Based on documentation review and interview, the manager failed to ensure documentation of each evacuation drill included the time of the evacuation drill; the amount of time taken for employees and residents to evacuate the assisted living facility; an identification of residents needing assistance for evacuation; and an identification of residents who were not evacuated, if applicable. The deficient practice posed a risk as an evacuation drill reinforces and clarifies standards expected of employees. Findings include: 1. A review of facility documentation revealed an evacuation drill was conducted on May 30, 2024, at "1:00PM." However, the documentation did not include the following required information: - Removal of residents to an outside location of the facility. 2. In an interview, E1 acknowledged the evacuation drill was completed. E1 stated, "We evacuated the residents to the activity room not outside the facility."
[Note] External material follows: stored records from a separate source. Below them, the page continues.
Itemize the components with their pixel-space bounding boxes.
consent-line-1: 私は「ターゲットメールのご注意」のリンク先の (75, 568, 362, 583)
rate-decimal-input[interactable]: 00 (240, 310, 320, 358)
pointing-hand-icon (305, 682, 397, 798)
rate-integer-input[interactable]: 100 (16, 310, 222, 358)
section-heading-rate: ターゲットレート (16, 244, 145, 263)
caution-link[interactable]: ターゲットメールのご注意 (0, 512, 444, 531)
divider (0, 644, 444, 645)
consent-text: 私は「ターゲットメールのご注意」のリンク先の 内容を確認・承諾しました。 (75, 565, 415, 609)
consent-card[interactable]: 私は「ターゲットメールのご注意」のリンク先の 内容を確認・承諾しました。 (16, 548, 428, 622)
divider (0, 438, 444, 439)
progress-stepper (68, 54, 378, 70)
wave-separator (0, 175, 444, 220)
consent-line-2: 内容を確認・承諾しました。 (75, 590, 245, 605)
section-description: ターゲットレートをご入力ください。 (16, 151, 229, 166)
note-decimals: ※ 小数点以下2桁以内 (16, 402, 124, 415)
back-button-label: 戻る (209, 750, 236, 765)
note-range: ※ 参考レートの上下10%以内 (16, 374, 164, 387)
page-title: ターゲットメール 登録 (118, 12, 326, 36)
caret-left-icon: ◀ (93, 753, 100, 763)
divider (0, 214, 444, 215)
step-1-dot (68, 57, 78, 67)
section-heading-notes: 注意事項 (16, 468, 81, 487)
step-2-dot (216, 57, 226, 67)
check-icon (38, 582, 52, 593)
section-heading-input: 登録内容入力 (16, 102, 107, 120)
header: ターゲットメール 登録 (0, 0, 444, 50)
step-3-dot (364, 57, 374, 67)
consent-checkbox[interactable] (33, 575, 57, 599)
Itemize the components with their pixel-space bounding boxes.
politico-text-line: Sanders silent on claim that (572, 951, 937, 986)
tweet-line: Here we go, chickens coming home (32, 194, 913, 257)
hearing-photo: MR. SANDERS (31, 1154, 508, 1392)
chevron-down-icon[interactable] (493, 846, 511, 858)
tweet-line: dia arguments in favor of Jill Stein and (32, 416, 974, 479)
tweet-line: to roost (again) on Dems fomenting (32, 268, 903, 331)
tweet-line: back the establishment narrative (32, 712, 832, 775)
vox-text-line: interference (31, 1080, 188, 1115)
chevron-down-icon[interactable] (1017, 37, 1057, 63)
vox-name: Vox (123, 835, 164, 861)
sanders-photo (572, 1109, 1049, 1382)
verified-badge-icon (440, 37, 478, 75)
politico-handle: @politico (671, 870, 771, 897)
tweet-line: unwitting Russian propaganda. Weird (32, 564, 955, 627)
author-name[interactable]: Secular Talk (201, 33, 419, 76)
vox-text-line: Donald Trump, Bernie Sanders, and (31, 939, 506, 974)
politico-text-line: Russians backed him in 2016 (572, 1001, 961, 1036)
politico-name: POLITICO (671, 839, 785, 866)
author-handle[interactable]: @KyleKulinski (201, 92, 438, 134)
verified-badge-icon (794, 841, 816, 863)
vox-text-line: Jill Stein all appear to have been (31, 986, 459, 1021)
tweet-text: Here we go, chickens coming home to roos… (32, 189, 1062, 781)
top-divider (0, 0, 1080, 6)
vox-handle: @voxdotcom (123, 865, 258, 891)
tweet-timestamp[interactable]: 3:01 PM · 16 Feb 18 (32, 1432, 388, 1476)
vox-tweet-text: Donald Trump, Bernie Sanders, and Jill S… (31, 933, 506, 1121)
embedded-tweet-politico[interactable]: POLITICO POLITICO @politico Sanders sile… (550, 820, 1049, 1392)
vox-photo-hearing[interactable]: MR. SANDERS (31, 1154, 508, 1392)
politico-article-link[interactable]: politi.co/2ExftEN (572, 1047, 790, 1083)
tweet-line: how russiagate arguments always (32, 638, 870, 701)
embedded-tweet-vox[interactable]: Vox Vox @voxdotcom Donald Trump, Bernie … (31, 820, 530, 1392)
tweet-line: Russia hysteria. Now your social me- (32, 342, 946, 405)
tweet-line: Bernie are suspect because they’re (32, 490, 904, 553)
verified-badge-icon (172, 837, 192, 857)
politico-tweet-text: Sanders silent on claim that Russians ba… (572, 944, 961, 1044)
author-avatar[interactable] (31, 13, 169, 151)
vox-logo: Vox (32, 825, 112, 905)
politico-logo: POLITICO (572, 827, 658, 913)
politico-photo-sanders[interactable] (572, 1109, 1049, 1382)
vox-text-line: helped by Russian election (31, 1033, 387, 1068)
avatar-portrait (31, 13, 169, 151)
Based on documentation review, record review, and interview, the manager failed to ensure a caregiver or an assistant caregiver immediately notified the resident's primary care provider when a resident had an accident, emergency, or injury that resulted in the resident needing medical services, for one of ten residents sampled. The deficient practice posed a potential risk of re-injury if a resident did not receive adequate follow-up care. Findings include: 1. Arizona Administrative Code (A.A.C.) R9-10-101(111) states "[i]mmediate" means "without delay." 2. A documentation review revealed a documentation of the facility's Policy and Procedure P&P titled "DP04-Incident Reports." The documentation revealed the following: - "4. Incidents are immediately reported to the resident's family/responsible party and physician." 3. In a review of R2's medical record revealed an internal incident report dated April 26, 2024. The internal incident report revealed R2's primary care provider was not contacted by the facility. The internal incident report dated April 26, 2024, revealed R2 was found lying on the floor in the living room and 911 was contacted for cuts on R2's head and R2's right arm. R2 was taken to Boswell Hospital. 4. In an interview, E1 acknowledged the facility's P&P states a resident's physician is to be contacted immediately. E1 acknowledged R2's physician was not contacted.
Based on documentation review, record review, and interview, the healthcare institution failed to implement tuberculosis (TB) infection control activities as specified in R9-10-113, for two of ten sampled residents. The deficient practice posed a TB exposure risk to residents and staff. Findings include: 1. A documentation review revealed a policy and procedures (P&P) titled "IC14-Tuberculosis: Residents", stating the following; - "Policy: The Community will screen all residents for tuberculosis (TB) infection and disease, per state regulations. 1. The Community will screen residents at time of admission for information regarding exposure to or symptoms of TB. a. Screening will be conducted by the resident's physician. i. Screening must be done before or within seven (7) calendar days of occupancy. 4. Documentation of TB test results, or evidence of the freedom from infectious TB are retained in the resident's record." 2. A review of R3's and R6's medical records revealed the following: - R3's medical record did not have a documented TB test and an assessment of signs and symptoms of TB, and - R6's TB test was completed ten days after R6's date of acceptance. 3. In an interview, E1 acknowledged R3's medical record did not have a documented TB test and an assessment of signs and symptoms of TB, and R6's TB test was completed ten days after R6's date of acceptance. 4. In an interview, E1 stated, "I did not find a screening for the listed residents."